Jour 2 & 3 : Jules (et un petit bout de son Vilain Orchestra, Mathieu Debordes) et Jules Nectar.
Jour 2 à 9 heures au bar : Jérôme Pinel dans les « Monologues d’un code-barres »
Jour 4 : Jérôme Pinel, Matéo Langlois et Chouf dans Renaud, Récréation libertaire
Le Bijou (Toulouse)
Lève ton vers, c’est un rendez-vous qui donne à aimer davantage encore le Bijou et les rendez-vous insolites qu’il invente régulièrement. Ces rendez-vous là, il nous serait difficile de les manquer. Dans leur esprit, leur intention de mettre en exergue la création et le partage. De toute évidence, le festival Lève ton vers n’a pas encore définitivement trouvé sa forme, son calendrier… et son public ! Raison de plus pour en parler. On aime la prise de risque, le spectacle qui se cherche, s’invente avec la complicité des spectateurs… On aime que tout ne soit pas figé, arrêté, que les cœurs s’animent. On aime l’idée de performance artistique.
Le premier soir c’est un groupe de joyeux lurons – le plus souvent chanteurs aguerris de la région toulousaine – qui s’emparent de la scène avec piano, accordéon, guitares pour l’une de ces « Bijoutières » revenues enchanter le public curieux du Bijou. Une tradition qui avait disparu : se réunir pour créer des chansons sur un thème. Ce soir, c’est Manu Galure qui, de son tour de France à pied et en chansons, a lancé : « Le corps lycra » ! Visiblement il en fallait davantage pour mettre nos chanteurs en mal d’inspiration et pour assécher les plumes. Ils déboulent sur scène en sportifs colorés, donnent le ton de la soirée : ce soir on va s’amuser ! Prêts pour la joie du partage. Car tout est là, même si au passage, on peut surtout se réjouir de voir la chanson aussi vivante.

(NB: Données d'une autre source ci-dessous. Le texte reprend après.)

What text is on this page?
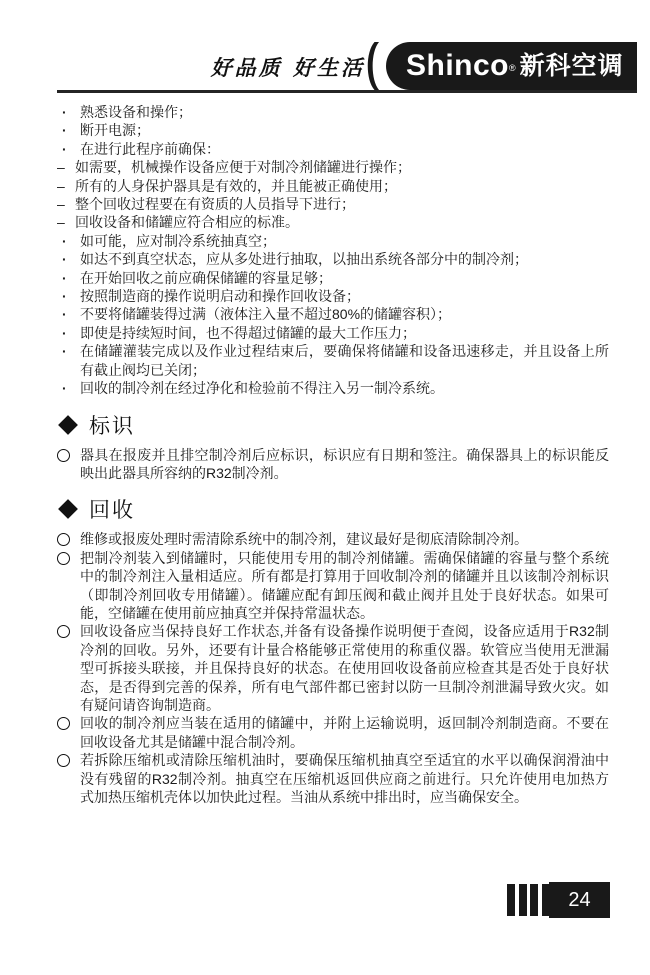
好品质 好生活 Shinco ® 新科空调
· 熟悉设备和操作；
· 断开电源；
· 在进行此程序前确保：
– 如需要，机械操作设备应便于对制冷剂储罐进行操作；
– 所有的人身保护器具是有效的，并且能被正确使用；
– 整个回收过程要在有资质的人员指导下进行；
– 回收设备和储罐应符合相应的标准。
· 如可能，应对制冷系统抽真空；
· 如达不到真空状态，应从多处进行抽取，以抽出系统各部分中的制冷剂；
· 在开始回收之前应确保储罐的容量足够；
· 按照制造商的操作说明启动和操作回收设备；
· 不要将储罐装得过满（液体注入量不超过80%的储罐容积）；
· 即使是持续短时间，也不得超过储罐的最大工作压力；
· 在储罐灌装完成以及作业过程结束后，要确保将储罐和设备迅速移走，并且设备上所有截止阀均已关闭；
· 回收的制冷剂在经过净化和检验前不得注入另一制冷系统。
标识
器具在报废并且排空制冷剂后应标识，标识应有日期和签注。确保器具上的标识能反映出此器具所容纳的R32制冷剂。
回收
维修或报废处理时需清除系统中的制冷剂，建议最好是彻底清除制冷剂。
把制冷剂装入到储罐时，只能使用专用的制冷剂储罐。需确保储罐的容量与整个系统中的制冷剂注入量相适应。所有都是打算用于回收制冷剂的储罐并且以该制冷剂标识（即制冷剂回收专用储罐）。储罐应配有卸压阀和截止阀并且处于良好状态。如果可能，空储罐在使用前应抽真空并保持常温状态。
回收设备应当保持良好工作状态,并备有设备操作说明便于查阅，设备应适用于R32制冷剂的回收。另外，还要有计量合格能够正常使用的称重仪器。软管应当使用无泄漏型可拆接头联接，并且保持良好的状态。在使用回收设备前应检查其是否处于良好状态，是否得到完善的保养，所有电气部件都已密封以防一旦制冷剂泄漏导致火灾。如有疑问请咨询制造商。
回收的制冷剂应当装在适用的储罐中，并附上运输说明，返回制冷剂制造商。不要在回收设备尤其是储罐中混合制冷剂。
若拆除压缩机或清除压缩机油时，要确保压缩机抽真空至适宜的水平以确保润滑油中没有残留的R32制冷剂。抽真空在压缩机返回供应商之前进行。只允许使用电加热方式加热压缩机壳体以加快此过程。当油从系统中排出时，应当确保安全。
24
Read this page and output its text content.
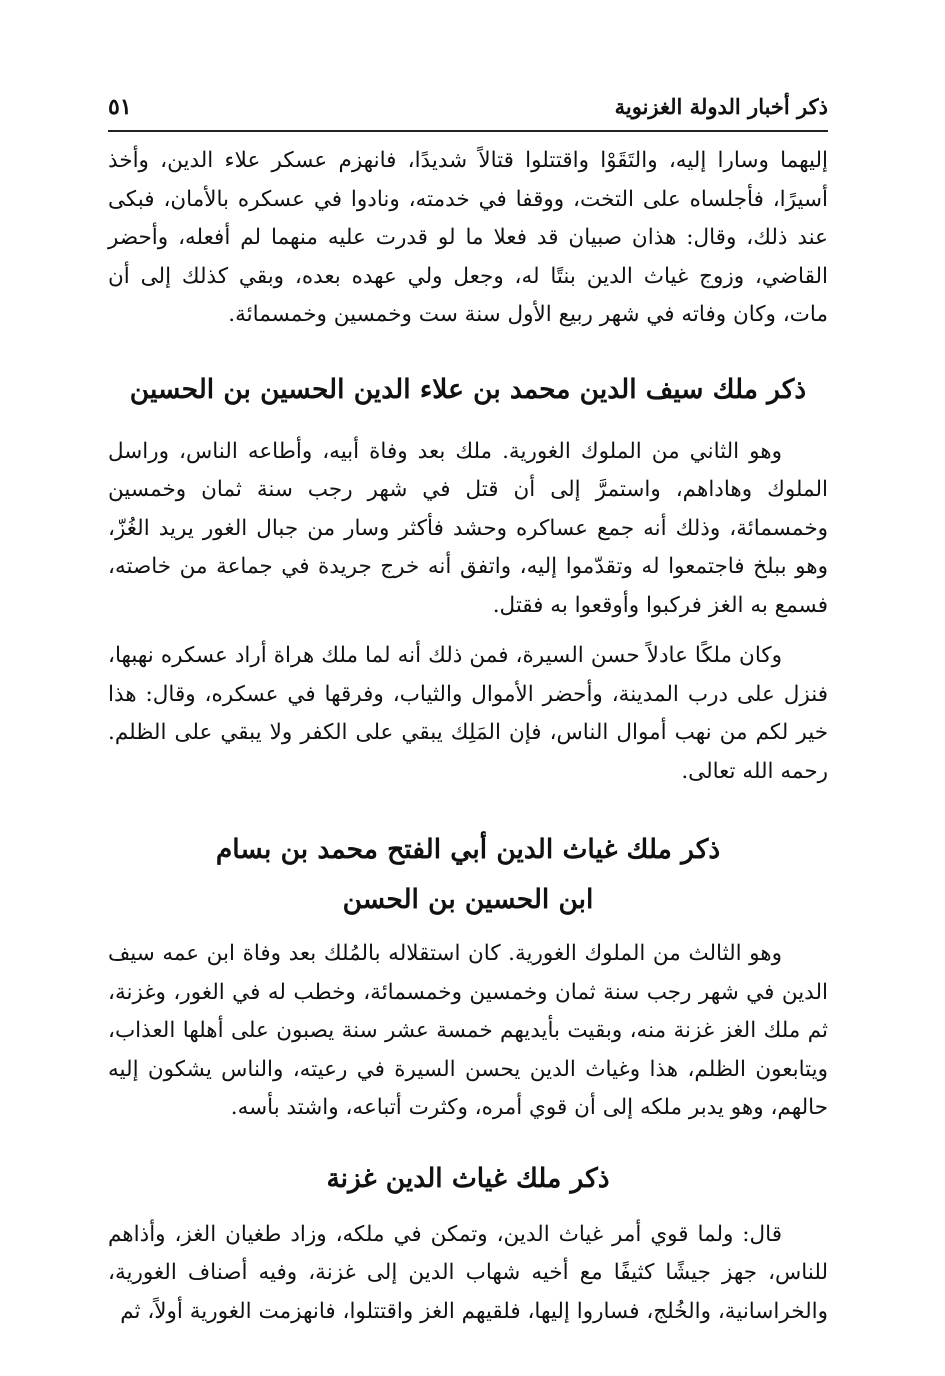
ذكر أخبار الدولة الغزنوية
٥١

إليهما وسارا إليه، والتَقَوْا واقتتلوا قتالاً شديدًا، فانهزم عسكر علاء الدين، وأخذ أسيرًا، فأجلساه على التخت، ووقفا في خدمته، ونادوا في عسكره بالأمان، فبكى عند ذلك، وقال: هذان صبيان قد فعلا ما لو قدرت عليه منهما لم أفعله، وأحضر القاضي، وزوج غياث الدين بنتًا له، وجعل ولي عهده بعده، وبقي كذلك إلى أن مات، وكان وفاته في شهر ربيع الأول سنة ست وخمسين وخمسمائة.

ذكر ملك سيف الدين محمد بن علاء الدين الحسين بن الحسين

وهو الثاني من الملوك الغورية. ملك بعد وفاة أبيه، وأطاعه الناس، وراسل الملوك وهاداهم، واستمرَّ إلى أن قتل في شهر رجب سنة ثمان وخمسين وخمسمائة، وذلك أنه جمع عساكره وحشد فأكثر وسار من جبال الغور يريد الغُزّ، وهو ببلخ فاجتمعوا له وتقدّموا إليه، واتفق أنه خرج جريدة في جماعة من خاصته، فسمع به الغز فركبوا وأوقعوا به فقتل.

وكان ملكًا عادلاً حسن السيرة، فمن ذلك أنه لما ملك هراة أراد عسكره نهبها، فنزل على درب المدينة، وأحضر الأموال والثياب، وفرقها في عسكره، وقال: هذا خير لكم من نهب أموال الناس، فإن المَلِك يبقي على الكفر ولا يبقي على الظلم. رحمه الله تعالى.

ذكر ملك غياث الدين أبي الفتح محمد بن بسام
ابن الحسين بن الحسن

وهو الثالث من الملوك الغورية. كان استقلاله بالمُلك بعد وفاة ابن عمه سيف الدين في شهر رجب سنة ثمان وخمسين وخمسمائة، وخطب له في الغور، وغزنة، ثم ملك الغز غزنة منه، وبقيت بأيديهم خمسة عشر سنة يصبون على أهلها العذاب، ويتابعون الظلم، هذا وغياث الدين يحسن السيرة في رعيته، والناس يشكون إليه حالهم، وهو يدبر ملكه إلى أن قوي أمره، وكثرت أتباعه، واشتد بأسه.

ذكر ملك غياث الدين غزنة

قال: ولما قوي أمر غياث الدين، وتمكن في ملكه، وزاد طغيان الغز، وأذاهم للناس، جهز جيشًا كثيفًا مع أخيه شهاب الدين إلى غزنة، وفيه أصناف الغورية، والخراسانية، والخُلج، فساروا إليها، فلقيهم الغز واقتتلوا، فانهزمت الغورية أولاً، ثم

Le lendemain, nous attendions avec forte impatience la rencontre de deux univers. Les deux chanteurs Jules et Jules Nectar ne se connaissaient pas vraiment 48 heures avant. Ils relèvent le défi de construire en quelques heures un concert. Une journée seulement de véritable préparation. Cette fois-ci le défi est d’autant plus grand que le principe suivra celui du nouveau spectacle de Jules et son orchestre : le Jules Box, un spectacle interactif à partir du patrimoine de nos chansons de 1950 à nos jours. Les deux Jules en auront une quarantaine à disposition, arrangée à leur sauce avec force effets de piano jazz (un régal ce Mathieu Debordes !) et quantité de petites percussions. Une liste de thèmes, formulés à partir de 18 titres de chansons, est distribuée à l’entrée. Chaque thème, choisi par le public, donne lieu à une chanson interprétée par chacun des Jules… Vous suivez ?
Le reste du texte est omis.